Car sur ces images idylliques, Didier Quella-Guyot développe un scénario pour le moins surprenant et incisif. Il rentre au cœur de son personnage et montre, page après page, les étapes de sa métamorphose. C’est un jeune homme écorché par la vie qui nous accueille. On assiste à sa lente ouverture aux autres. On mesure à quel point cela modifie son regard sur le monde et lui permet de prendre confiance en lui. Et lorsqu’il en prend conscience, l’innocent garçon se dépouille de sa naïveté aussi rapidement qu’une gourgandine se déleste de ses vêtements. Son nouveau lui procure une énergie qu’il va utiliser de façon malsaine. Il devient fourbe et son attitude stupéfie.
Une intrigue fort bien ciselée, des visuels de toute beauté et une issue aussi inévitable qu’imprévisible.
Merci ma Nouk pour cette délicieuse découverte !
La chronique de Framboise est déjà sur le blog depuis au moins une éternité !!

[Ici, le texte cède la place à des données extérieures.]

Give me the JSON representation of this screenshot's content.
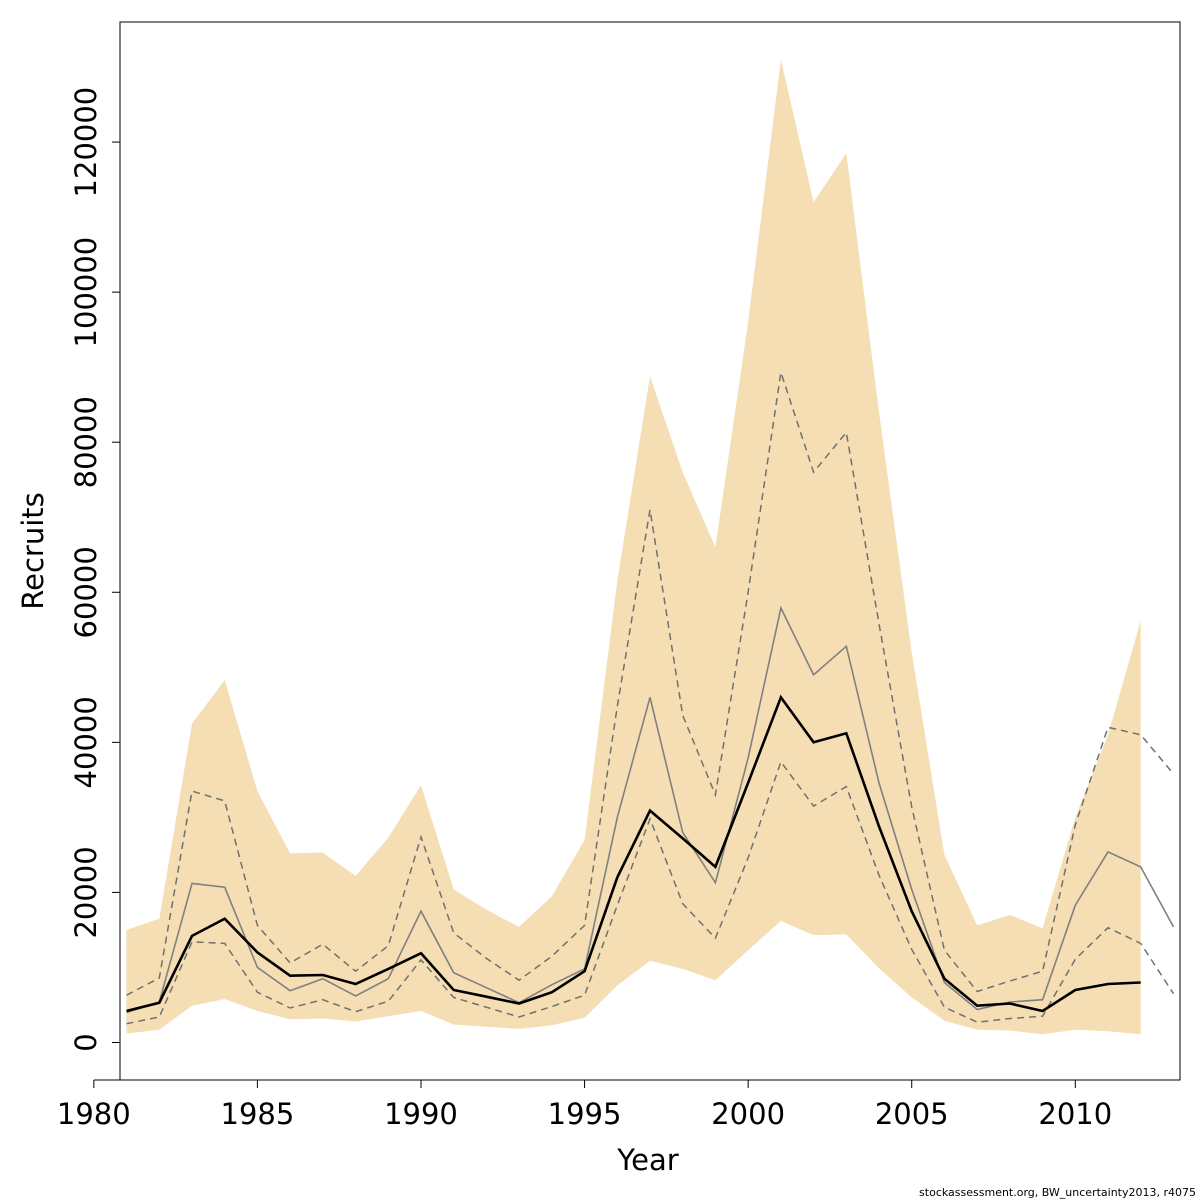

Facteur pour Femmes (one shot)
Editeur : Bamboo / Collection : Grand Angle
Dessinateur : Sébastien MORICE / Scénariste : Didier QUELLA-GUYOT
Dépôt légal : septembre 2015 / 120 pages / 18,90 euros
ISBN : 978-2-81893-413-5
De bons souvenirs de cette lecture aussi, que je n’avais pas chroniqué à l’époque. Il y a en effet des suprises dans l’intrigue…ce qui ne peut donner envie que de le lire, bien sûr.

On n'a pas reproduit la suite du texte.